Daar is Jan Remeysen, CEO van BASF in Antwerpen, het mee eens. “De verkiezingen komen eraan, dus het is het juiste moment om ons actieplan te lanceren”, zegt hij. “De politici hebben begrepen dat ze dringend iets aan de competitiviteit van de Europese chemie moeten doen. Ik had nooit gedacht dat we in Europa zouden worden overspoeld met goedkopere chemieproducten uit Azië, het Midden-Oosten en de Verenigde Staten. Die problemen komen boven op onze hogere loonkosten, energiekosten en de hoge kosten voor de uitvoering van het milieubeleid van Europa. Door die moeilijke situatie hebben we in ons bedrijf installaties gehad die maanden tot zelfs meer dan een jaar hebben stilgelegen. Wij kunnen dat nog opvangen door de betrokken werknemers andere taken te laten doen of door ze een opleiding te laten volgen. Maar we kunnen dat natuurlijk niet jarenlang blijven opvangen.”

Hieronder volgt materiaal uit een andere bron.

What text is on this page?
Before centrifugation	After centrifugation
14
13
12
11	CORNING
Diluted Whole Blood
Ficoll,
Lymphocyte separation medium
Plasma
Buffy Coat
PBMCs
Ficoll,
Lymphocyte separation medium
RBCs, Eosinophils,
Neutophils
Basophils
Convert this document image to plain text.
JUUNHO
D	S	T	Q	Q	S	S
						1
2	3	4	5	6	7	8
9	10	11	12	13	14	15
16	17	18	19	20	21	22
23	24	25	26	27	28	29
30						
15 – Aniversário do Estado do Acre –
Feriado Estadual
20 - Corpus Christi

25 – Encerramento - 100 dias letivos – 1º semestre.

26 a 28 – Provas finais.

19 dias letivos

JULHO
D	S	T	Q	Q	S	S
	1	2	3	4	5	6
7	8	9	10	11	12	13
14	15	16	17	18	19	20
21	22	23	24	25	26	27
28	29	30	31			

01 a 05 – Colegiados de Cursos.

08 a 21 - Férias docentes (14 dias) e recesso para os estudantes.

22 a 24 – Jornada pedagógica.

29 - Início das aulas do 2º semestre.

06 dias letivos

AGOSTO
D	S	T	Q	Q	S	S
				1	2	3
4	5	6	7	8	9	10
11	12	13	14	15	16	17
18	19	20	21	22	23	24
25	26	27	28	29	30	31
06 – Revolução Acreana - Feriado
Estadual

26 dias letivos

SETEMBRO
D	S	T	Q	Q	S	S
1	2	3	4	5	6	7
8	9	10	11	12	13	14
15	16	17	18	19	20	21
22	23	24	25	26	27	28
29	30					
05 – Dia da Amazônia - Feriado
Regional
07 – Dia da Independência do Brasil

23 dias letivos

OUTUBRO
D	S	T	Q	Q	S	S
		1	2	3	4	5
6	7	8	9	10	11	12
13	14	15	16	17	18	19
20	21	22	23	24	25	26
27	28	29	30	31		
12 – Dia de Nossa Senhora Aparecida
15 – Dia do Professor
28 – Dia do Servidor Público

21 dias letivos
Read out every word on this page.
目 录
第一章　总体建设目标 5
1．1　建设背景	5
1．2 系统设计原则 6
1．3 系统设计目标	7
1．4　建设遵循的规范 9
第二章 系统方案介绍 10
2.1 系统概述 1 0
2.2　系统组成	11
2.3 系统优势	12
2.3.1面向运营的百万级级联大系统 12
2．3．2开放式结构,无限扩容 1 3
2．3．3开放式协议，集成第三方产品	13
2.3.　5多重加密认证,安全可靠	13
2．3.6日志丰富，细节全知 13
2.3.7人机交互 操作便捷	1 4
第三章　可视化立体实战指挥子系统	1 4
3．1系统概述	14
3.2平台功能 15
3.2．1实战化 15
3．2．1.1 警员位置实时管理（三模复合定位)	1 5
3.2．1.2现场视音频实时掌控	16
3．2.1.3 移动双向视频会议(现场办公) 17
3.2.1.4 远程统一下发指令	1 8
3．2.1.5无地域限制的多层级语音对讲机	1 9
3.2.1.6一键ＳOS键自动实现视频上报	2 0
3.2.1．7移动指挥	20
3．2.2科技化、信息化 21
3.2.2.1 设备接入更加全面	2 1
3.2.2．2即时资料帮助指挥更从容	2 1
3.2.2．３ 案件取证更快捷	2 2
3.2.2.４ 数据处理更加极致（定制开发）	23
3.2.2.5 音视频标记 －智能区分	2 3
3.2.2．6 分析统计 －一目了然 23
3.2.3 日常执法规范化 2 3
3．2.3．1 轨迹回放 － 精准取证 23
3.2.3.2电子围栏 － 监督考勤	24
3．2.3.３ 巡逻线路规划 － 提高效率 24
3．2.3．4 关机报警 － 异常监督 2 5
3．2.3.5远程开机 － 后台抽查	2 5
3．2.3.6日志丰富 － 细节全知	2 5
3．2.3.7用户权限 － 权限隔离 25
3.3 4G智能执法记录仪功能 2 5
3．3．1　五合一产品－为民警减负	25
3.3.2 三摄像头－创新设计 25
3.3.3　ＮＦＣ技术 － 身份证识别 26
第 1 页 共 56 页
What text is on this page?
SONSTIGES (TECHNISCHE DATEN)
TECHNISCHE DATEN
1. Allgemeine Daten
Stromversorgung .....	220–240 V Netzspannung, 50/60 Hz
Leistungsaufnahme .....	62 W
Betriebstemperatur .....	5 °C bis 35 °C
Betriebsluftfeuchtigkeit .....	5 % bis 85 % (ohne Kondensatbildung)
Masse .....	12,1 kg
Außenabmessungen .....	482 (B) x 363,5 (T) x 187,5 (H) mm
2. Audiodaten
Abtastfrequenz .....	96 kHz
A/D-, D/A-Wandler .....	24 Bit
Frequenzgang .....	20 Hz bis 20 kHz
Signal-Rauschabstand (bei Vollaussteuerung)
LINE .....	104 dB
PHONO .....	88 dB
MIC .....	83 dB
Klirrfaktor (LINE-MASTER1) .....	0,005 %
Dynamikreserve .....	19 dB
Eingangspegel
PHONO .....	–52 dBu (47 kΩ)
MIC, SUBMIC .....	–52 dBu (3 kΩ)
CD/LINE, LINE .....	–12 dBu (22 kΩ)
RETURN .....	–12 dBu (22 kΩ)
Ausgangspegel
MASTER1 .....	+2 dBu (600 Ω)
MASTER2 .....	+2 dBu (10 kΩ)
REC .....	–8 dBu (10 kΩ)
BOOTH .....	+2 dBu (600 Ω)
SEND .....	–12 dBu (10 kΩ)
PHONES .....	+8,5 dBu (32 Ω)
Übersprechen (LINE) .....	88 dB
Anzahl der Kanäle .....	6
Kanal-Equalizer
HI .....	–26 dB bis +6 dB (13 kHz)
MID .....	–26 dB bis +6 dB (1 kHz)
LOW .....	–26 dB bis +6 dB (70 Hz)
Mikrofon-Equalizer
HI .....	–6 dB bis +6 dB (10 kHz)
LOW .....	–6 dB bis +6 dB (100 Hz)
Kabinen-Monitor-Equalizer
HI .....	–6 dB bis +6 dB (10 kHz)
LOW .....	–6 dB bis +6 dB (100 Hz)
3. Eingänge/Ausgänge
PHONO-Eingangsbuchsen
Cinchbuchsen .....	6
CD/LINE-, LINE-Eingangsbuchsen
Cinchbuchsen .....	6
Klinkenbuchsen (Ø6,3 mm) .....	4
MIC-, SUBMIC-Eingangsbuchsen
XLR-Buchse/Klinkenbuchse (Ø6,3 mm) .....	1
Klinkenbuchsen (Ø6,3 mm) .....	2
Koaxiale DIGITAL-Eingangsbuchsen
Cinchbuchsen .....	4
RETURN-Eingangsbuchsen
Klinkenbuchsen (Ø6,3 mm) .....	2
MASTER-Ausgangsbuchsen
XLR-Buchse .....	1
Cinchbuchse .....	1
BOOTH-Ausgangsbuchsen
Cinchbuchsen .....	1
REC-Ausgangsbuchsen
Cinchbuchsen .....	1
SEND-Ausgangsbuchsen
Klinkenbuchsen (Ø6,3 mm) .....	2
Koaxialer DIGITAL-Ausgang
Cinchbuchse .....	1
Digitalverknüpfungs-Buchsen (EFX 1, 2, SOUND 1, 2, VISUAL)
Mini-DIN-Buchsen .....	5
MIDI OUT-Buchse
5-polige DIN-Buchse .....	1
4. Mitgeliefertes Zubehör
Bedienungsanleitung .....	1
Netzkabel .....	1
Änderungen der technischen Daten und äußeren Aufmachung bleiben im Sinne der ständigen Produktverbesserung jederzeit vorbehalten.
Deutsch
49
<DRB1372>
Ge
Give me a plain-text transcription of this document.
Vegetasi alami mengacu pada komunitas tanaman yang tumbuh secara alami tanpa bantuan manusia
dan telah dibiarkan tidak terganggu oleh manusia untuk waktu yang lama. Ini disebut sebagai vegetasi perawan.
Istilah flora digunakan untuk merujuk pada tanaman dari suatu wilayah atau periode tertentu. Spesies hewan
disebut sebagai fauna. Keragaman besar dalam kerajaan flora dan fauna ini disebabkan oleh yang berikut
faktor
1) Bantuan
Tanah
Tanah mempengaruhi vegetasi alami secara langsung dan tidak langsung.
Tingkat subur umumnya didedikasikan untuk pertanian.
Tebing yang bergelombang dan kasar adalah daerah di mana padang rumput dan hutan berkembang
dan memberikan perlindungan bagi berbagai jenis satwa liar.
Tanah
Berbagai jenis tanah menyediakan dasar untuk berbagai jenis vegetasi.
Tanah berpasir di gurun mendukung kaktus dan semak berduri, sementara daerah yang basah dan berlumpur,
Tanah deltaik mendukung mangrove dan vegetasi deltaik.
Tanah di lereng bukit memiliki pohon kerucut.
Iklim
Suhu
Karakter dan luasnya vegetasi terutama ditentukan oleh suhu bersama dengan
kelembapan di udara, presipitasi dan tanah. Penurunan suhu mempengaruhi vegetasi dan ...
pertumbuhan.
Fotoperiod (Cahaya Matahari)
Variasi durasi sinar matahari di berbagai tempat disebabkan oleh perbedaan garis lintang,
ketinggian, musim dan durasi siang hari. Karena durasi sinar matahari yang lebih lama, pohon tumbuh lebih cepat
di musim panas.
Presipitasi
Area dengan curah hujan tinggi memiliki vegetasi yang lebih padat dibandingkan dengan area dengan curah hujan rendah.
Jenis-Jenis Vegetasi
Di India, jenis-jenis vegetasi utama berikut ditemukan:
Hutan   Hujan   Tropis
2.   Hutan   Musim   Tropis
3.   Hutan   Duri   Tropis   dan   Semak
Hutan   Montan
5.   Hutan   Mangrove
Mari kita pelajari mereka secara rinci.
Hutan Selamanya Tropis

Financiële steun voor investeringen
De industriebedrijven vragen de oprichting van een Europees fonds om de strenge milieuregels van Europa, waardoor bedrijven tegen 2050 geen netto-uitstoot van CO₂ meer mogen hebben, in de praktijk te brengen. Wat moet zo’n fonds precies doen? “Het komt erop neer dat de bedrijven vandaag veel geld betalen om CO₂-uitstootrechten te kopen”, zegt Jan Remeysen. “Dat geld wordt wel gebruikt voor milieuvriendelijke projecten. Maar de lidstaten delen dat geld niet per se uit aan de bedrijven die de grootste klimaatinvesteringen hebben gedaan. Wij vinden dat het geld van de CO₂-uitstootrechten wél moet gaan naar de best presterende bedrijven op milieuvlak.”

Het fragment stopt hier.